Stuart Webber described Norwich City’s chances of a top-six finish as “improbable but not impossible” in an interview last week. A bit of me wishes it was November rather than February. If City had found this sort of rhythm a little earlier in the season they would be in with a real chance of cracking the top six.

It can’t be a coincidence that the Canaries’ most consistent run of form this season has come at a time when the number of midweek matches has dramatically reduced.

The relentless nature of the opening weeks of a first Championship season gave Daniel Farke little time on the training pitch to build a bond with his squad and give them confidence in his plans. They were up against it at Pride Park but at no point did panic set in.

Slowly but surely things are heading in the right direction. There may be one or two bumps in the road but at least it feels like we’re all finally, as Blur would say, going hand-in-hand through our Farke Life.

Tough U’s

Cambridge United have had more of an impact on Norwich City’s season than a League Two side has any right to.

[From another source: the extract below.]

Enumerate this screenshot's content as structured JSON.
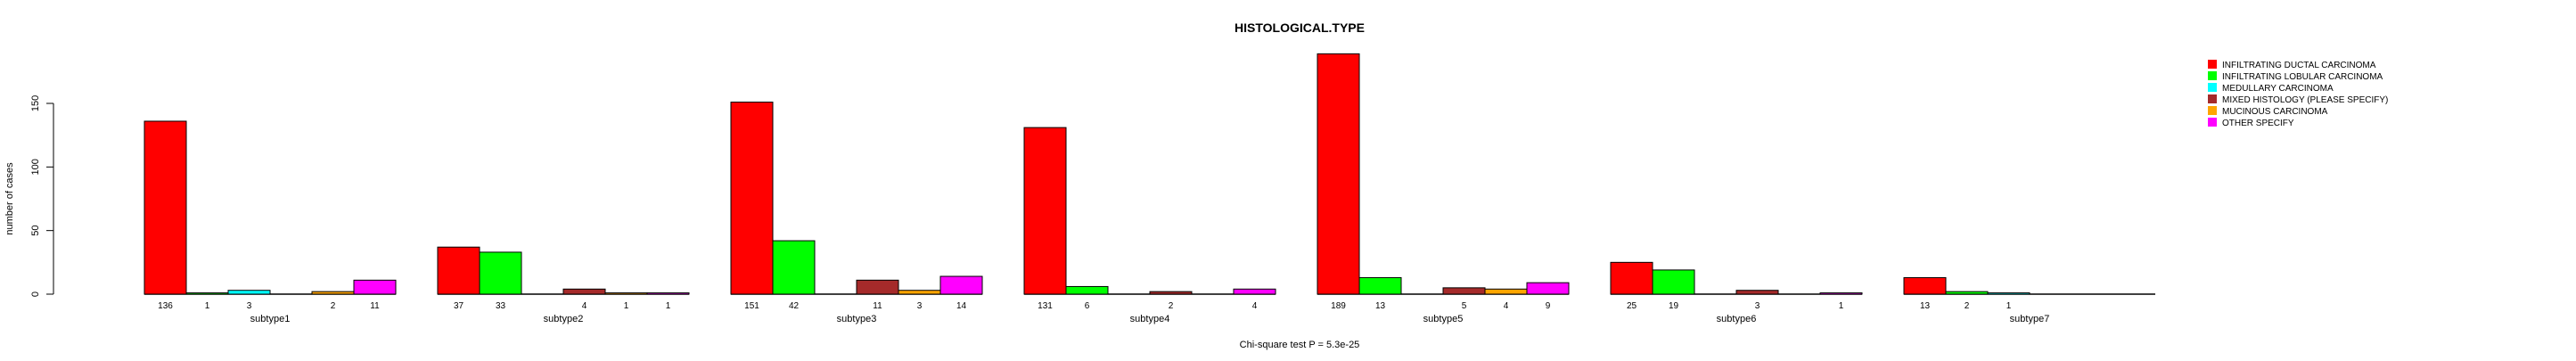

I remember sitting at The Abbey Stadium on a wet July day providing updates on the Canaries pre-season friendly while listening to updates of Norfolk’s own Alfie Hewett winning the wheelchair doubles title at Wimbledon. The afternoon ended up being most notable for Alex Pritchard and Timm Klose, two key Norwich players, being injured and missing the early skirmishes of The Championship season as a result.

There is clearly no hard feelings between the clubs for those robust challenges because Norwich have entrusted one of their young talents, midfielder Adam Phillips, to them for the rest of the season.

But Cambridge United is clearly a club that doesn’t take prisoners. Their official Twitter account was extraordinary on Friday night as it covered their goalless draw with Lincoln City. At 21:33 it was 0-0 and the account announced there would be five minutes of injury time. At 21:38, sure enough, the final whistle was confirmed on what was probably not a thrilling goalless draw. Just two minutes later, at 21:40, the club tweeted that manager Shaun Derry had left the club ‘by mutual consent’.

They hadn’t even lost the game and Derry had been dismissed in the time it took for him to get from the bench to the dressing room!

One assumes that his treatment wasn’t quite as brutal as that harsh Twitter timeline suggests. It would be a fair assumption Derry knew what was coming before the game and perhaps even earlier in the week and yet he agreed to take the team for that Lincoln clash and had to see out his last few hours as manager in the freezing cold watching a nil-nil draw. We’ve all watched end of season matches that have to be played even after relegation or promotion issues have been decided but poor old Derry was forced to take flogging a dead horse to a new level.

I haven’t seen enough of Phillips to know whether he has a realistic chance of becoming a Norwich City first team regular in the near future but after seeing Cambridge United deal with Klose, Pritchard and now Derry I have a feeling that if young Phillips can survive the experience he will return to Norfolk significantly tougher.